Cancer Subtype Classification Using Hybrid Feature Selection and Bi-Branch Attention Deep Learning
摘要
Accurately classifying cancer subtypes from high-dimensional gene expression data is still difficult due to noise, redundancy, and the absence of comprehensive frameworks. The goal of this work is to create an understandable and computationally effective pipeline that enhances classification performance across various cancer datasets while ensuring generalizability and robustness. To find stable gene subsets, the suggested approach combines hybrid feature selection with L1-Logistic Regression, Variance-ANOVA selector, Random Forest importance, and Mutual Information. Fuzzification of selected genes is followed by multi-threshold FP-Growth for rule extraction.

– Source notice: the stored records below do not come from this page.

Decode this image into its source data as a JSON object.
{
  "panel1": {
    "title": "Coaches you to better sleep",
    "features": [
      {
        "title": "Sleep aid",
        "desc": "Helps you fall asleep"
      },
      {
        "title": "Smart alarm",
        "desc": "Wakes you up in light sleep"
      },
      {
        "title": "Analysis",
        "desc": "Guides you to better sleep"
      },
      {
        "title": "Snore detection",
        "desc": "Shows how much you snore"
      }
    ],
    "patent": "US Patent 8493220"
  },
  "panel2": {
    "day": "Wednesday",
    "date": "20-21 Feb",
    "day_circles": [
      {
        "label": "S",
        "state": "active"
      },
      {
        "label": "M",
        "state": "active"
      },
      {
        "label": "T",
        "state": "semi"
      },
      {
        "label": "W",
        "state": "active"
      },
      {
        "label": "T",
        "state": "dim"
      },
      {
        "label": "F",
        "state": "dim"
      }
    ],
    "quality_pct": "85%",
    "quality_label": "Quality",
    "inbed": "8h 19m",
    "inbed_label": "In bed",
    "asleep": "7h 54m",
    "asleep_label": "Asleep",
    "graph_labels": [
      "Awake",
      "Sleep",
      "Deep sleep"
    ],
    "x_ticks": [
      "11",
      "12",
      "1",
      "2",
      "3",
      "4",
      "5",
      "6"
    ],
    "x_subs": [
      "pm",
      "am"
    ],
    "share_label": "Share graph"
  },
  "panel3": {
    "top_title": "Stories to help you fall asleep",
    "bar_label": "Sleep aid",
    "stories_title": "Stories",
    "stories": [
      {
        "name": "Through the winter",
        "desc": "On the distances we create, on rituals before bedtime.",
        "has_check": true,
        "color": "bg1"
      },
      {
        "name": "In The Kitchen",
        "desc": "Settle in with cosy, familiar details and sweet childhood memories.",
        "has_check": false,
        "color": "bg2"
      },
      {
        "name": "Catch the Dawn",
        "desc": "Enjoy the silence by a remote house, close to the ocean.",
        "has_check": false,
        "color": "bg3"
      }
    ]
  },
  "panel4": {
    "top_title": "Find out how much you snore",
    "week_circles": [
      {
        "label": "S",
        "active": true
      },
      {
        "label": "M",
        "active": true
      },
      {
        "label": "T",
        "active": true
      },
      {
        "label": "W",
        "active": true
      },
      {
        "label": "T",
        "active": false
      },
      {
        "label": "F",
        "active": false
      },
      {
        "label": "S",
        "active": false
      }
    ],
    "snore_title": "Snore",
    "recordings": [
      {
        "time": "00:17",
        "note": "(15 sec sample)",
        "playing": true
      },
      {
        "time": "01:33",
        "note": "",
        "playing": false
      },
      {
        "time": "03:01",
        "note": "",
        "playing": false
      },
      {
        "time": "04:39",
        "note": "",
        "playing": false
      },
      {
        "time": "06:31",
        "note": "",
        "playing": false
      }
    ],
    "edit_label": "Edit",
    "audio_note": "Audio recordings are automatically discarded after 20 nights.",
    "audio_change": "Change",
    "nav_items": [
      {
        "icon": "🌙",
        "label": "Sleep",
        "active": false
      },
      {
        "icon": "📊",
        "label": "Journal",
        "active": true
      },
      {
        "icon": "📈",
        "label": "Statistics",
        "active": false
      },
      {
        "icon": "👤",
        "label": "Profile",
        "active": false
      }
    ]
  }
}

A Bi-Branch Attention DNN combined with Logistic Regression fuses discretized rule patterns with fuzzified features. To assess cross-dataset consistency, experiments are carried out on five datasets, including both microarray and proteomic modalities. Comparing the hybrid technique to classic classifiers, it improves predictive performance on all datasets. The Bi-Branch Attention DNN with Logistic Regression reliably achieves the highest accuracy after feature selection and rule-guided representation. The model’s short inference speeds across datasets, and a lightweight architecture facilitates practical applicability. Statistical feature selection, fuzzy rule mining, and dual-branch deep learning are used to create a successful cancer subtype prediction technique. The suggested method achieves strong performance and good generalization across omics types while preserving computational efficiency.